国際学会 35th ISTS で発表しました!
徳島市で開催された35th International Symposium on Space Technology and Scienceで,M2中村君,M2山口君,莊司准教授が研究発表を行いました.
"Evaluation of In-flight Performance of Electric Power System on Kanazawa University Satellite KOYOH (金沢大学衛星こようの電源システムの軌道上性能評価) "
Shunsuke NAKAMURA, Yasuhiro SHOJI, Tomohiko IMACHI, Tatsuya SAWANO, Ichiro JIKUYA, Shoya MATSUDA, Makoto ARIMOTO, Mariko KIMURA, Yoshiya KASAHARA, Daisuke YONETOKU, and Satoshi YAGITANI, 35th ISTS, 2026-f-1-4, July 16, 2025, Tokushima, Japan.
概要:金沢大学衛星こようは50kg級の超小型人工衛星である.高度500kmの軌道より,天体からのX線およびガンマ線を観測する.KOYOHは2023年12月に打ち上げられ,成功裏に軌道投入され,現在も運用を継続している.KOYOHの電源系は,太陽電池アレイ,リチウムイオン電池,電力制御器,インヒビットスイッチ,および電力分配器から構成される一般的なアーキテクチャを採用している.電源系は地上で慎重に開発および試験が行われ,おおよそ正常に機能している.しかし,軌道投入初期の段階から,電源系は地上試験では想定されていなかった挙動をしばしば示している.本発表では,フライトデータおよび数値シミュレーション結果に基づいて,その不具合の原因について議論する.さらに,将来の超小型人工衛星の開発に向けて,より信頼性の高い電源系のための仕様を提案する.

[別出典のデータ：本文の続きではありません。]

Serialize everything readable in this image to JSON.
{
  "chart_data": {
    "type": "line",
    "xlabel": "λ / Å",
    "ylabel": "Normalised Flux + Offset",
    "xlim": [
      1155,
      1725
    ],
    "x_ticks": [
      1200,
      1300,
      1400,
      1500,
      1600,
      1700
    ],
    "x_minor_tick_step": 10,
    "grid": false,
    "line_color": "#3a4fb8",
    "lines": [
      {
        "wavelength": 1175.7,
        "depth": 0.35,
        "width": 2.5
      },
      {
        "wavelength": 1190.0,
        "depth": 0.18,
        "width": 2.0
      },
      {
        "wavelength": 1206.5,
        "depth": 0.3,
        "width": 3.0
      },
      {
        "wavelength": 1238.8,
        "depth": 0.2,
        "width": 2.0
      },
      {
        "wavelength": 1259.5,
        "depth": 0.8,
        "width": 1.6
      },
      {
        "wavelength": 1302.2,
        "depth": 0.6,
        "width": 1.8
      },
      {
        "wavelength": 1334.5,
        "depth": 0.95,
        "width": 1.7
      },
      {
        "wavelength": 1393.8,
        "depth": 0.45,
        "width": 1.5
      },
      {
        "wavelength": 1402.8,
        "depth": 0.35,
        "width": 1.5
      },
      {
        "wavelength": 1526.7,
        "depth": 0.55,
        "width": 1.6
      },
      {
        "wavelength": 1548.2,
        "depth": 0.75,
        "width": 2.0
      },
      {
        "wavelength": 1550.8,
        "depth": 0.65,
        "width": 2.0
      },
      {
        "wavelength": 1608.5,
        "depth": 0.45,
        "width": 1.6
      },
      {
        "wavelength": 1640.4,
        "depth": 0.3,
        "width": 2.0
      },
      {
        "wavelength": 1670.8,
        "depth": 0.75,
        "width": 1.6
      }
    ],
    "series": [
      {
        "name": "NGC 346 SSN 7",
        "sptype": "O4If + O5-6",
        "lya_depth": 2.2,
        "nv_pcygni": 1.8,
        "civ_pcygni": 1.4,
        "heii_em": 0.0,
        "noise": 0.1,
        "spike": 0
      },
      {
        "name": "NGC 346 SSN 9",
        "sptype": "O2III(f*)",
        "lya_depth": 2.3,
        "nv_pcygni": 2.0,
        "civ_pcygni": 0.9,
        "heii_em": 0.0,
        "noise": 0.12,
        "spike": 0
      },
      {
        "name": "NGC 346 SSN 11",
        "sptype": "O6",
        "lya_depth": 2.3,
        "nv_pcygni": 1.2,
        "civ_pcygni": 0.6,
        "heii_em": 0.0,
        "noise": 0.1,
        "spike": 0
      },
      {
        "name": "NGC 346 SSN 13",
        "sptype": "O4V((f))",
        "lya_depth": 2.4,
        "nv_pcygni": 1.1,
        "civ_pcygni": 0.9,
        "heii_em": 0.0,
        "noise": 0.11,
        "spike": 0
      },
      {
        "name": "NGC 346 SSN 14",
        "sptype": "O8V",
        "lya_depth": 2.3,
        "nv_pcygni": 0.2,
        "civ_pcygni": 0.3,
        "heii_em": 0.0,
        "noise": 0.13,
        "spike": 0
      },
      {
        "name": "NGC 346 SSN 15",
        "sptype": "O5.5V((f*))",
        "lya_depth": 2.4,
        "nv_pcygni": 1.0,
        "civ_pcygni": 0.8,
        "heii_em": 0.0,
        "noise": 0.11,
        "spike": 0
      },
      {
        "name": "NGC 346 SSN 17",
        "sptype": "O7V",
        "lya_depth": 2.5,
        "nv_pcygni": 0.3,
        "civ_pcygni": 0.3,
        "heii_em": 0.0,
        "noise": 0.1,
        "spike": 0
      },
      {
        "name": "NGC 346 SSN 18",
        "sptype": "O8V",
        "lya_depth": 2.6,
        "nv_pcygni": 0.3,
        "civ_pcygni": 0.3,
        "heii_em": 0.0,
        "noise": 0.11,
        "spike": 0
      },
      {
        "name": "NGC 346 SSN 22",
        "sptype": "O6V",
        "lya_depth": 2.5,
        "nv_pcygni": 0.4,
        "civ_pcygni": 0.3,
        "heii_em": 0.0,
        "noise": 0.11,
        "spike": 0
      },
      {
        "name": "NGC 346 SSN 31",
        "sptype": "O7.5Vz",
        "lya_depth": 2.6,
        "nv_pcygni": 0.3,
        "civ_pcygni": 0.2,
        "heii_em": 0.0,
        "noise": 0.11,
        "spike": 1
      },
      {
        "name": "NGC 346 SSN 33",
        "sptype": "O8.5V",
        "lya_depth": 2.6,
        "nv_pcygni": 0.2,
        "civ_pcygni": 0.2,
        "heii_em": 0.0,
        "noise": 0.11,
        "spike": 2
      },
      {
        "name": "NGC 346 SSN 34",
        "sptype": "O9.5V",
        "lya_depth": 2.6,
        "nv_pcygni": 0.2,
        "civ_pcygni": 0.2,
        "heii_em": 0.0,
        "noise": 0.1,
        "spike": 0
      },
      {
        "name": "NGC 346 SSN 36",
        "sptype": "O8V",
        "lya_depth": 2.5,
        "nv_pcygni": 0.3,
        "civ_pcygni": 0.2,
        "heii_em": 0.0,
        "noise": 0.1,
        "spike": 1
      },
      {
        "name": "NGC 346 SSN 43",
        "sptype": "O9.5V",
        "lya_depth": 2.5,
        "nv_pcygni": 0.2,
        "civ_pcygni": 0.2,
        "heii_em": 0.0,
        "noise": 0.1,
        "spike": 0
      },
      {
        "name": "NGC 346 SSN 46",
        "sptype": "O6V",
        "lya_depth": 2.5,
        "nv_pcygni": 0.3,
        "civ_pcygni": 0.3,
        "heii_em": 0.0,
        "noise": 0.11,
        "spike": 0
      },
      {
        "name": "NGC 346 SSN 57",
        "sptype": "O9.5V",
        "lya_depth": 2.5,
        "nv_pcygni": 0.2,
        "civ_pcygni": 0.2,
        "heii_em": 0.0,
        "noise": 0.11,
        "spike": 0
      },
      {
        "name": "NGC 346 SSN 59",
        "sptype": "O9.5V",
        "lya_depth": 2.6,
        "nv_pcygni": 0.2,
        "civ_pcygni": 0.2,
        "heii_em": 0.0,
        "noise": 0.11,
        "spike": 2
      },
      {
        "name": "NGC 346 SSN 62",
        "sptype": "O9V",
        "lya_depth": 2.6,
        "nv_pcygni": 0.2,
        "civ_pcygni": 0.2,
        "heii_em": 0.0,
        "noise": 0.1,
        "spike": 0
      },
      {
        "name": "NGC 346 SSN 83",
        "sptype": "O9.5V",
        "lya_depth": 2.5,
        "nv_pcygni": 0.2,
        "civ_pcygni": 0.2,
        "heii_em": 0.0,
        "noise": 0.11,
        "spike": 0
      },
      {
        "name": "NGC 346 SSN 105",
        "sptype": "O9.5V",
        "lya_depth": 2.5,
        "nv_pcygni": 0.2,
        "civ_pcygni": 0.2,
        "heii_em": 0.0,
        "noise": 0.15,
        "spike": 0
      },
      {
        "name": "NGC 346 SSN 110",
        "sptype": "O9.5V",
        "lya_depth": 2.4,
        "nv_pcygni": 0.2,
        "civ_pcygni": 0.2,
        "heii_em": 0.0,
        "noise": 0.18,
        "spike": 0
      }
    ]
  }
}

"Attitude control by a combination of magnetic field line control using permanent magnets at low latitudes and active control near the magnetic poles (低緯度域における沿磁力線制御と極域における能動制御の組み合わせによる姿勢制御)"
Taiki YAMAGUCHI, Yasuhiro SHOJI, 35th ISTS, 2026-d-2-3, July 16, 2025, Tokushima, Japan.
概要:本発表では,宇宙機の姿勢力学に関する数学モデルおよび支配方程式を示し,CubeSat向けの姿勢制御手法を提案する.提案手法では,低緯度域において永久磁石を用いた受動磁気姿勢制御(Passive Magnetic Attitude Control:PMAC)を適用し,北極及び南極付近では姿勢外乱を抑制するために能動制御を導入する.ダイポール磁場モデルを用いた数値シミュレーションにより,本手法の有効性を評価する.
"Development of the Balloon-borne Telescope “FUJIN-2” for Planetary Spectroscopic and Imaging Observations (惑星のスペクトルおよび撮像観測のための気球望遠鏡「FUJIN-2」の開発)"
Yasuhiro SHOJI, Motoki SARAI, Toshihiko NAKANO, Daisuke KOHNO, Rintaro EGUCHI, Masataka IMAI, Tatsuharu OONO, Mitsuteru SATO, Seiko TAKAGI, Yukihiro TAKAHASHI, Ko HAMAMOTO, and Makoto TAGUCHI, 35th ISTS, 2026-m-2-2, July 16, 2025, Tokushima, Japan.
概要:本研究では,気球搭載望遠鏡FUJIN-2の指向制御系の開発を扱う.FUJIN-2は,光学望遠鏡を用いて地球成層圏から金星を観測することを目的としている.この観測では,望遠鏡の指向制御に1秒角未満の高精度が要求されるため,FUJIN-2の指向制御系は精制御と粗制御に分けられている.本研究では,後者である粗指向制御を主な対象とする.粗指向制御には,望遠鏡を目標天体の方向へ指向させ,かつスタートラッカの視野内に天体像を維持することが求められる.しかし,望遠鏡はゴンドラに搭載されており,ゴンドラは外乱によって容易に揺動する.FUJIN-2は強力かつ冗長なアクチュエータを備えており,適切な数値シミュレーションおよび実験による評価が必要である.
評価のための数値シミュレーション手法として,本研究では気球フライトシステム全体の非線形動力学モデルを導入することを提案する.本論文では,シミュレーション用の動力学モデルおよび指向制御則の開発について述べる.動力学モデルは,基準となる線形かつより簡易なモデルとの比較により評価され,非線形モデルが制御系パラメータ設計に有用な情報を提供することを示す.また,制御則についても非線形数値シミュレーションを通じて評価を行う.